Peter Gray has argued the same thing in his book Free to Learn. When kids don't get a chance to play on their own, they grow fearful and depressed because only during playtime do they get to be the adults—to learn how to make decisions, deal with consequences, solve problems and really be a person instead of a precious possession or pet.
What I hope people don't take away from this research, however, is the idea there is one "right" way to parent. There isn't. There's merely a growing recognition that Free-Ranging is not dangerous or nutty:
Madeline Levine, psychologist and author of The Price of Privilege, says that there are three ways we might be overparenting and unwittingly causing psychological harm:
- When we do for our kids what they can already do for themselves;
- When we do for our kids what they can almost do for themselves; and
- When our parenting behavior is motivated by our own egos.

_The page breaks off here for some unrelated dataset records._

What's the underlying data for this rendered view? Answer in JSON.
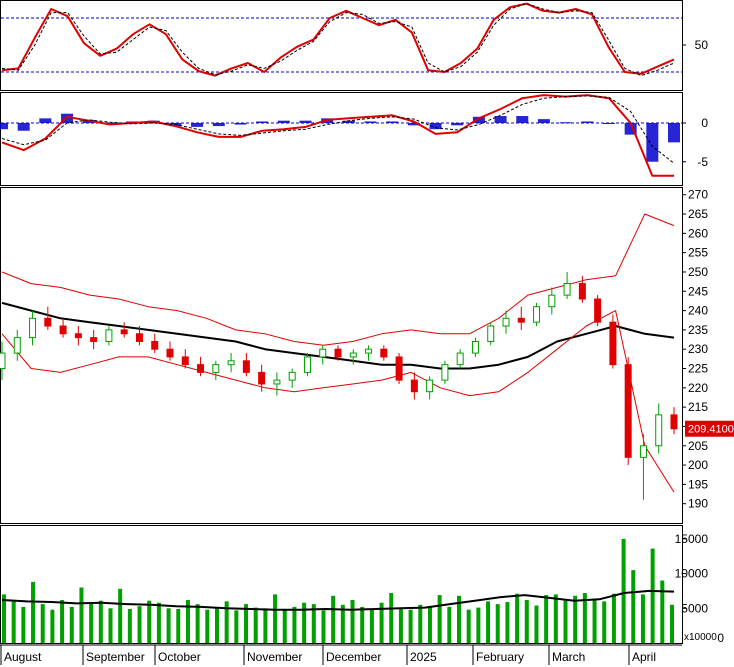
{
  "chart_data": [
    {
      "type": "line",
      "panel": "oscillator",
      "yticks": [
        50
      ],
      "reference_levels": [
        80,
        20
      ],
      "series": [
        {
          "values": [
            22,
            24,
            58,
            90,
            82,
            52,
            38,
            46,
            62,
            73,
            62,
            34,
            21,
            16,
            24,
            30,
            20,
            36,
            48,
            56,
            80,
            88,
            80,
            72,
            78,
            64,
            22,
            20,
            30,
            46,
            78,
            92,
            96,
            88,
            86,
            90,
            84,
            48,
            20,
            18,
            26,
            34
          ],
          "color": "#e00000"
        },
        {
          "values": [
            24,
            22,
            50,
            86,
            86,
            60,
            40,
            42,
            56,
            70,
            66,
            42,
            24,
            17,
            21,
            28,
            24,
            32,
            44,
            54,
            76,
            86,
            84,
            74,
            76,
            70,
            30,
            20,
            26,
            42,
            72,
            90,
            96,
            90,
            86,
            88,
            86,
            56,
            24,
            16,
            22,
            30
          ],
          "color": "#000000",
          "dashed": true
        }
      ]
    },
    {
      "type": "line",
      "panel": "macd",
      "yticks": [
        0,
        -5
      ],
      "series": [
        {
          "values": [
            -2.5,
            -3.5,
            -2,
            0.8,
            0.3,
            -0.2,
            0,
            0.2,
            -0.4,
            -1.2,
            -1.8,
            -1.8,
            -1,
            -0.8,
            -0.5,
            0.4,
            0.6,
            0.8,
            1,
            0.2,
            -1.4,
            -1.2,
            0.6,
            1.8,
            3.2,
            3.6,
            3.4,
            3.6,
            3.2,
            0,
            -6.8,
            -6.8
          ],
          "color": "#e00000"
        },
        {
          "values": [
            -2,
            -2.8,
            -2.2,
            0,
            0.4,
            0.1,
            -0.1,
            0,
            -0.2,
            -0.8,
            -1.4,
            -1.6,
            -1.3,
            -1,
            -0.8,
            -0.2,
            0.3,
            0.6,
            0.8,
            0.5,
            -0.6,
            -0.9,
            -0.2,
            1,
            2.4,
            3.2,
            3.4,
            3.5,
            3.3,
            1.5,
            -3,
            -5.2
          ],
          "color": "#000000",
          "dashed": true
        },
        {
          "type": "bar",
          "values": [
            -0.8,
            -1,
            0.6,
            1.2,
            0.4,
            0,
            0.2,
            0.3,
            -0.4,
            -0.5,
            -0.4,
            -0.2,
            0.2,
            0.3,
            0.3,
            0.6,
            0.3,
            0.2,
            0.2,
            -0.3,
            -0.8,
            -0.3,
            0.8,
            0.9,
            0.9,
            0.5,
            0.1,
            0.2,
            0,
            -1.5,
            -5,
            -2.5
          ],
          "color": "#0000cc"
        }
      ]
    },
    {
      "type": "candlestick",
      "panel": "price",
      "ylim": [
        185,
        272
      ],
      "yticks": [
        190,
        195,
        200,
        205,
        210,
        215,
        220,
        225,
        230,
        235,
        240,
        245,
        250,
        255,
        260,
        265,
        270
      ],
      "last_price_label": "209.4100",
      "candles": [
        [
          225,
          232,
          222,
          229
        ],
        [
          229,
          235,
          227,
          233
        ],
        [
          233,
          240,
          231,
          238
        ],
        [
          238,
          241,
          235,
          236
        ],
        [
          236,
          238,
          233,
          234
        ],
        [
          234,
          236,
          231,
          233
        ],
        [
          233,
          235,
          230,
          232
        ],
        [
          232,
          236,
          231,
          235
        ],
        [
          235,
          237,
          233,
          234
        ],
        [
          234,
          236,
          231,
          232
        ],
        [
          232,
          234,
          229,
          230
        ],
        [
          230,
          232,
          227,
          228
        ],
        [
          228,
          230,
          225,
          226
        ],
        [
          226,
          228,
          223,
          224
        ],
        [
          224,
          227,
          222,
          226
        ],
        [
          226,
          229,
          224,
          227
        ],
        [
          227,
          229,
          223,
          224
        ],
        [
          224,
          226,
          219,
          221
        ],
        [
          221,
          224,
          218,
          222
        ],
        [
          222,
          225,
          220,
          224
        ],
        [
          224,
          229,
          223,
          228
        ],
        [
          228,
          231,
          226,
          230
        ],
        [
          230,
          231,
          227,
          228
        ],
        [
          228,
          230,
          226,
          229
        ],
        [
          229,
          231,
          227,
          230
        ],
        [
          230,
          231,
          227,
          228
        ],
        [
          228,
          229,
          221,
          222
        ],
        [
          222,
          224,
          217,
          219
        ],
        [
          219,
          223,
          217,
          222
        ],
        [
          222,
          227,
          221,
          226
        ],
        [
          226,
          230,
          225,
          229
        ],
        [
          229,
          233,
          228,
          232
        ],
        [
          232,
          237,
          231,
          236
        ],
        [
          236,
          240,
          234,
          238
        ],
        [
          238,
          241,
          235,
          237
        ],
        [
          237,
          242,
          236,
          241
        ],
        [
          241,
          246,
          239,
          244
        ],
        [
          244,
          250,
          243,
          247
        ],
        [
          247,
          249,
          242,
          243
        ],
        [
          243,
          244,
          236,
          237
        ],
        [
          237,
          239,
          225,
          226
        ],
        [
          226,
          228,
          200,
          202
        ],
        [
          202,
          208,
          191,
          205
        ],
        [
          205,
          216,
          203,
          213
        ],
        [
          213,
          215,
          208,
          209.41
        ]
      ],
      "series": [
        {
          "values": [
            242,
            240,
            238,
            237,
            236,
            235,
            234,
            233,
            232,
            230,
            229,
            228,
            227,
            226,
            226,
            225,
            225,
            226,
            228,
            232,
            234,
            236,
            234,
            233
          ],
          "color": "#000000"
        },
        {
          "values": [
            250,
            247,
            246,
            244,
            243,
            241,
            240,
            238,
            235,
            234,
            232,
            231,
            232,
            234,
            235,
            234,
            234,
            238,
            244,
            246,
            248,
            249,
            265,
            262
          ],
          "color": "#e00000"
        },
        {
          "values": [
            234,
            225,
            224,
            226,
            228,
            228,
            226,
            224,
            222,
            220,
            219,
            220,
            221,
            222,
            224,
            220,
            218,
            219,
            224,
            230,
            236,
            240,
            205,
            193
          ],
          "color": "#e00000"
        }
      ]
    },
    {
      "type": "bar",
      "panel": "volume",
      "yticks": [
        5000,
        10000,
        15000
      ],
      "unit_label": "x10000",
      "values": [
        7000,
        6000,
        5200,
        8800,
        5600,
        4800,
        6200,
        5200,
        8000,
        5800,
        6100,
        5000,
        7800,
        4900,
        5300,
        6100,
        5800,
        5000,
        4900,
        6200,
        5600,
        4800,
        5200,
        6000,
        4700,
        5600,
        5100,
        5000,
        7000,
        4800,
        5200,
        5800,
        5600,
        4700,
        6800,
        5500,
        6200,
        5200,
        4900,
        5800,
        7200,
        5100,
        4800,
        5500,
        5200,
        6900,
        5200,
        6800,
        4800,
        5100,
        6000,
        5600,
        5900,
        7100,
        6200,
        5400,
        6900,
        7000,
        6100,
        6800,
        7200,
        6400,
        6000,
        7100,
        15000,
        10500,
        7000,
        13600,
        9000,
        5500
      ],
      "series": [
        {
          "values": [
            6200,
            6000,
            5900,
            5700,
            5800,
            5600,
            5500,
            5300,
            5200,
            5000,
            4900,
            4800,
            4800,
            4900,
            4800,
            4900,
            5000,
            5100,
            5600,
            6100,
            6600,
            6900,
            6500,
            6100,
            6300,
            7200,
            7500,
            7400
          ],
          "color": "#000000"
        }
      ]
    }
  ],
  "x_axis": {
    "months": [
      "August",
      "September",
      "October",
      "November",
      "December",
      "2025",
      "February",
      "March",
      "April"
    ]
  },
  "colors": {
    "up": "#00a000",
    "down": "#e00000",
    "macd_hist": "#0000cc",
    "volume": "#00a000",
    "ref_line": "#0000cc"
  }
}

Levine said that when we parent this way we deprive our kids of the opportunity to be creative, to problem solve, to develop coping skills, to build resilience, to figure out what makes them happy, to figure out who they are. In short, it deprives them of the chance to be, well, human. Although we overinvolve ourselves to protect our kids and it may in fact lead to short-term gains, our behavior actually delivers the rather soul-crushing news: Kid, you can't actually do any of this without me.
That has always been the message of Free-Range Kids: Our children are safer and more competent than fear-crazed society tells us they are. It's recent social custom that practically mandates helicopter parenting—in some cases insisting on it from a legal standpoint.
So let's not rag on parents for doing yet another thing wrong. Let's just consider this another valid point Free-Rangers can bring up to help explain why our philosophy is perfectly healthy—more healthy, in fact, than the alternative.